Classification of seizure type is a key step in the clinical process for evaluating an individual who presents with seizures. It determines the course of clinical diagnosis and treatment, and its impact stretches beyond the clinical domain to epilepsy research and the development of novel therapies. Automated identification of seizure type may facilitate understanding of the disease, and seizure detection and prediction has been the focus of recent research that has sought to exploit the benefits of machine learning and deep learning architectures. Nevertheless, there is not yet a definitive solution for automating the classification of seizure type, a task that must currently be performed by an expert epileptologist. Inspired by recent advances in neural memory networks (NMNs), we introduce a novel approach for the classification of seizure type using electrophysiological data. We first explore the performance of traditional deep learning techniques which use convolutional and recurrent neural networks, and enhance these architectures by using external memory modules with trainable neural plasticity.

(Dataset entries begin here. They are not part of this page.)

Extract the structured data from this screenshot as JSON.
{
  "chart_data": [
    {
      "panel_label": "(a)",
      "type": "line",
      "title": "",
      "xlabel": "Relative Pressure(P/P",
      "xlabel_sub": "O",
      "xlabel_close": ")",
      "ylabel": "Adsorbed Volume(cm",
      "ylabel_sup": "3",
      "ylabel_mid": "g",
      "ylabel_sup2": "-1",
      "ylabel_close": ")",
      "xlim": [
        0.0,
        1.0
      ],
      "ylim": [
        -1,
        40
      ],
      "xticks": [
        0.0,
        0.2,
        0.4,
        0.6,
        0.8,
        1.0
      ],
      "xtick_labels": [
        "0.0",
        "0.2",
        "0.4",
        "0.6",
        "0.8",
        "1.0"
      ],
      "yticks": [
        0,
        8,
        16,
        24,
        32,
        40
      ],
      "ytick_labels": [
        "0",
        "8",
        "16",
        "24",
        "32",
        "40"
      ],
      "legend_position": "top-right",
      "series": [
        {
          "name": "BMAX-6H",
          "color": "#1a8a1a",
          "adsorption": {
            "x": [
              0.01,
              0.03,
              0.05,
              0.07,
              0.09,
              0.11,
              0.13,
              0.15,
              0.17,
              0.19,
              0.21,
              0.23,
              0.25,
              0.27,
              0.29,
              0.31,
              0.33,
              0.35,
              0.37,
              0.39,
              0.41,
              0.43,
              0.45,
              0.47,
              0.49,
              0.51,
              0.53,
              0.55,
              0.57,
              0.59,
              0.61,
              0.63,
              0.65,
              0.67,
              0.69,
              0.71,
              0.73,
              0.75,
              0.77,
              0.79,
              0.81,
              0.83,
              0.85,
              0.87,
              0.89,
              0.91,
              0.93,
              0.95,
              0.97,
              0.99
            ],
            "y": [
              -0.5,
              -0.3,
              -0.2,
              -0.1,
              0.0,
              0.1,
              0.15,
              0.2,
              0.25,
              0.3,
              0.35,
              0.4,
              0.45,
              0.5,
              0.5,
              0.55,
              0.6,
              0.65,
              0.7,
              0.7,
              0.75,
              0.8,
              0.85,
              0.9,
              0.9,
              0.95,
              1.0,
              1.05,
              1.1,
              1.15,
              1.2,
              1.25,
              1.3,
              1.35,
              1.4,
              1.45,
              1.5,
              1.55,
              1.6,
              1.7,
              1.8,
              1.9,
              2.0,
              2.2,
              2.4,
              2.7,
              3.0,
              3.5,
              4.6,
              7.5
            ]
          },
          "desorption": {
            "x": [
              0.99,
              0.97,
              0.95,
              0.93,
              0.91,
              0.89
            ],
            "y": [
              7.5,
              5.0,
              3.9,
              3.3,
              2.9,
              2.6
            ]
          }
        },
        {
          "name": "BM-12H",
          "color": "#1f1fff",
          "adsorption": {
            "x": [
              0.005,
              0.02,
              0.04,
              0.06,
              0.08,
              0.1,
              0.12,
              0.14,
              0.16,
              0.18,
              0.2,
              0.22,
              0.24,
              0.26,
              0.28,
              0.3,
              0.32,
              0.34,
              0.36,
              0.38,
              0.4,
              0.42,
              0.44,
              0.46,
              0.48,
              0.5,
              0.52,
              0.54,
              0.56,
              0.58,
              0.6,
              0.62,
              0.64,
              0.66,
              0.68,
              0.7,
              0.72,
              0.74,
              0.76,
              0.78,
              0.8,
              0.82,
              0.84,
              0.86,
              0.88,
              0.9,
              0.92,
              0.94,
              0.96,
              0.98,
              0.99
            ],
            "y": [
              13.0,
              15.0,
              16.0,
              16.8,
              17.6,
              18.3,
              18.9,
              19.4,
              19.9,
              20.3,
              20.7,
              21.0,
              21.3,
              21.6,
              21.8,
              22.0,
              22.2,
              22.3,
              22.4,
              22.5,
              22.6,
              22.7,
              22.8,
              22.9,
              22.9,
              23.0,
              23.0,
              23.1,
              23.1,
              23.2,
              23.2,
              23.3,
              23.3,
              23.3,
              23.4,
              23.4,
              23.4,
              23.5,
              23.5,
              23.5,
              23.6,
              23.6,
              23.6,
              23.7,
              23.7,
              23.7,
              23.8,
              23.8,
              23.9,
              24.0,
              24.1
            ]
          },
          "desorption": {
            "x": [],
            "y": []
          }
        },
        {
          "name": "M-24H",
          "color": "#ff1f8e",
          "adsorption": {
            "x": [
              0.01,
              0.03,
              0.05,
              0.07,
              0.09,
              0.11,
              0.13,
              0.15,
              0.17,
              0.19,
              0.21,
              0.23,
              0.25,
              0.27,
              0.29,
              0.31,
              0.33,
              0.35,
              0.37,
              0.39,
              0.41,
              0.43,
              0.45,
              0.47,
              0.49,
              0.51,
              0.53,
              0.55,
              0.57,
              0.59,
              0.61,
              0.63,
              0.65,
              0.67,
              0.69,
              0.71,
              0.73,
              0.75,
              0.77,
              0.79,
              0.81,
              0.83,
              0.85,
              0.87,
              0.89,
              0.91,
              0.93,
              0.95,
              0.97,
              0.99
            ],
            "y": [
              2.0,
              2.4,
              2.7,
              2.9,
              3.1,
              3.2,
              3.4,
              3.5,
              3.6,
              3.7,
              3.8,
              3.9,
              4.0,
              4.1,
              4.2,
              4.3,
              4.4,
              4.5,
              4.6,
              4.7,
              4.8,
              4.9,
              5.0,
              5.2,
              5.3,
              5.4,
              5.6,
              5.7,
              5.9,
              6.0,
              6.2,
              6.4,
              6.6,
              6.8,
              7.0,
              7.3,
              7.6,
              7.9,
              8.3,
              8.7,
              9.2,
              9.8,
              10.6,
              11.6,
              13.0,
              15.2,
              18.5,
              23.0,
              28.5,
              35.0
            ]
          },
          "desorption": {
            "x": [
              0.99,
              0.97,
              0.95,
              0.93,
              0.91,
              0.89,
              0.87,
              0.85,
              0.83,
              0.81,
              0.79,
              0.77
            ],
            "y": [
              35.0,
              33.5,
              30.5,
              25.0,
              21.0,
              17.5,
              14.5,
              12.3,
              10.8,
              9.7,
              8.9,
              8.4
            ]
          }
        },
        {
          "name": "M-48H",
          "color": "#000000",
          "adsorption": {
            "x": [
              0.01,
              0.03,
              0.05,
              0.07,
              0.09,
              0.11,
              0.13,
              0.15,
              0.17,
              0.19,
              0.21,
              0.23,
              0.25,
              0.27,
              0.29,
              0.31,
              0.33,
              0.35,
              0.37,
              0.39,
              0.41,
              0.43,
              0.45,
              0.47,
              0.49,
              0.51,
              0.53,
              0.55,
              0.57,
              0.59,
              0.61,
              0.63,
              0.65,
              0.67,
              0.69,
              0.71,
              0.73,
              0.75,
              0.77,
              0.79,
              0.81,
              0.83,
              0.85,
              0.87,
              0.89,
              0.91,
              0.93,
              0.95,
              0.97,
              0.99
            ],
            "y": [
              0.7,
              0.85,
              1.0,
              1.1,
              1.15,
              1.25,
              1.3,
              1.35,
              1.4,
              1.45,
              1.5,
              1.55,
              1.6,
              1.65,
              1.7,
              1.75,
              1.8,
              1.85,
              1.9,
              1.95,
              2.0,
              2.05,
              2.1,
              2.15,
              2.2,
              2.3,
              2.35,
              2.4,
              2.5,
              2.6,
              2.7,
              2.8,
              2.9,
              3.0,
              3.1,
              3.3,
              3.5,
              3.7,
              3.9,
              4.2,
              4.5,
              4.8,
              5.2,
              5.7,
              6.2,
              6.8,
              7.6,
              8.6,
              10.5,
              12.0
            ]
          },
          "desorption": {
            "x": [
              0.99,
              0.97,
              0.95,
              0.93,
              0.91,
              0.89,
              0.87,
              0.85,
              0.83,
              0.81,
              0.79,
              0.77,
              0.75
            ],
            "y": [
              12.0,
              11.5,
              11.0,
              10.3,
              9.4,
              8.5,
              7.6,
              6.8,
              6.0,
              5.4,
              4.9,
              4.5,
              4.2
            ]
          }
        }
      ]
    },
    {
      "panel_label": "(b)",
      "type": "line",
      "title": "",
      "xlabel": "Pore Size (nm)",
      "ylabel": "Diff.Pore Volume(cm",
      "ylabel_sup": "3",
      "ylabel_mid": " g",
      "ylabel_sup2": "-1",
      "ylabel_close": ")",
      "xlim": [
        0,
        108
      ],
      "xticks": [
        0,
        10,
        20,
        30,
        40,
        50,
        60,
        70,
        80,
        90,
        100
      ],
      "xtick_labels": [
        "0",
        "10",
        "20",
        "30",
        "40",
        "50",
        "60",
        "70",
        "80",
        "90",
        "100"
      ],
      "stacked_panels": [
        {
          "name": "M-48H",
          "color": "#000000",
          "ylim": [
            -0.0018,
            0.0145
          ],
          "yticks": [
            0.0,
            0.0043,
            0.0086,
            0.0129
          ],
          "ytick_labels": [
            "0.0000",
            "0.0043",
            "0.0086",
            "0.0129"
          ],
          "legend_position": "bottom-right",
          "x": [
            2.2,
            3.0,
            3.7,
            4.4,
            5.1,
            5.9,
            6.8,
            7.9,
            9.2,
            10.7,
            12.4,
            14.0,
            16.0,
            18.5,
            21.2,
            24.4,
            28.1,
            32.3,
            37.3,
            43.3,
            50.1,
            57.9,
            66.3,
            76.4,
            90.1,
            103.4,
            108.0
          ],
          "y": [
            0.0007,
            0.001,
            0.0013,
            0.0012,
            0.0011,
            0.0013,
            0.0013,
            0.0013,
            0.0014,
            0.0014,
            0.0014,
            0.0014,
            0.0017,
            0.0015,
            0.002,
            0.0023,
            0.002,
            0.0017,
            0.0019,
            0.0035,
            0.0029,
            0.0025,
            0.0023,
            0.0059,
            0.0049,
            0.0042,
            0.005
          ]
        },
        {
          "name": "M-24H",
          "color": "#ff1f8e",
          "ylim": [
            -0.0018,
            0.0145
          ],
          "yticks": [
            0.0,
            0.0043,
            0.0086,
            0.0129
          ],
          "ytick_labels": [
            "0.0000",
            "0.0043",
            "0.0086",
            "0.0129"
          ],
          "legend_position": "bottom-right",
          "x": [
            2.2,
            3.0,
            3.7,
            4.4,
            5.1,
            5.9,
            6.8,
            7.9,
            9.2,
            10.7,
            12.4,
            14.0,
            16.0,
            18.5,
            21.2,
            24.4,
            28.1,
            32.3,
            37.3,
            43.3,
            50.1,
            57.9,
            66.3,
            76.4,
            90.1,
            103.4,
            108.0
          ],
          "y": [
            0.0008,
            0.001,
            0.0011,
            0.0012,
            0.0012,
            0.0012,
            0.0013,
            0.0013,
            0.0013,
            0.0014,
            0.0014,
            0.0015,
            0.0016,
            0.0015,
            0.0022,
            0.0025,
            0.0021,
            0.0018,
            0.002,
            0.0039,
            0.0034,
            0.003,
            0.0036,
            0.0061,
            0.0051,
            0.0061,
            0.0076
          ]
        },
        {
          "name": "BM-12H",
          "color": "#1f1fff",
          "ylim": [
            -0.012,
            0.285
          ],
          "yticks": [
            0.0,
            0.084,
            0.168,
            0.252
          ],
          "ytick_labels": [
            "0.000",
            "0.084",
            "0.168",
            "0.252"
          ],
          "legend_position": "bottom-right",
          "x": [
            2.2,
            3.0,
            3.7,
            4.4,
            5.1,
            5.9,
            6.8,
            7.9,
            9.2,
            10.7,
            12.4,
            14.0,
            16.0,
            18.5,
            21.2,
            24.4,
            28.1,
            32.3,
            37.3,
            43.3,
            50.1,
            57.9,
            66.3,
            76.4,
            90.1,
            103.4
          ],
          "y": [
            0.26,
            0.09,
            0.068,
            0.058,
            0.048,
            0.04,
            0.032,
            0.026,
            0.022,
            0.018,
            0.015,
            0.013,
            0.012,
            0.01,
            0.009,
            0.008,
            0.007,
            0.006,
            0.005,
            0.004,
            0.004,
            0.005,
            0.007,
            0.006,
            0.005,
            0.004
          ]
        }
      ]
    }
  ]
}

We show that our model achieves a state-of-the-art weighted F1 score of 0.945 for seizure type classification on the TUH EEG Seizure Corpus with the IBM TUSZ preprocessed data. This work highlights the potential of neural memory networks to support the field of epilepsy research, along with biomedical research and signal analysis more broadly.

Paper Structure

This paper contains 12 sections, 12 equations, 4 figures, 2 tables.

Table of Contents

  1. INTRODUCTION
  2. MATERIALS AND METHODS
  3. Seizure Dataset
  4. Traditional deep learning methods and baseline models
  5. Techniques adapted from the seizure detection domain
  6. Baseline methods for seizure type classification
  7. Neural memory networks and neural plasticity
  8. EVALUATION
  9. Experimental setup
  10. Classification of seizure type
  11. Discussion
  12. CONCLUSIONS

Figures (4)

  • Figure 1: Overview of the framework proposed for classifying seizure types using sequential and neural memory networks. 1. We use the TUH EEG Seizure Corpus which contains scalp EEG data from seizure recordings and a pre-processing strategy based on the fast Fourier transform. 2. We map each data sample with 2 stacked LSTMs as input to the memory model. 3. External memory model: The state of the memory at time instant $t-1$ is $M_{t-1}$. The input controller receives the encoded hidden states $x_t$ and determines what facts within the input data to use to query the memory $q_t$. An attention score vector $z_t$ is used to quantify the similarity between the content stored in each slot of $M_{t-1}$ and the query vector $q_t$ to generate the input to the output controller. The output controller regulates what results from the memory stack ($c_t$) are passed out to the memory module for the current state ($m_t$). The update controller updates the memory state based on the output of the memory module and propagates it to the next time step. These controllers utilise a combination of fixed weights and plastic components. 4. The output of the memory model is fed to a dense layer with a soft-max activation to predict each seizure type.
  • Figure 2: Normalized confusion matrices for seizure type classification on the TUH EEG Seizure Corpus for the proposed Plastic NMN model.
  • Figure 3: 2D illustration of extracted embeddings from the CNN-LSTM model for randomly selected 500 samples from the test set.
  • Figure 4: 2D illustration of extracted memory embeddings from the Plastic NMN for randomly selected 500 samples from the test set.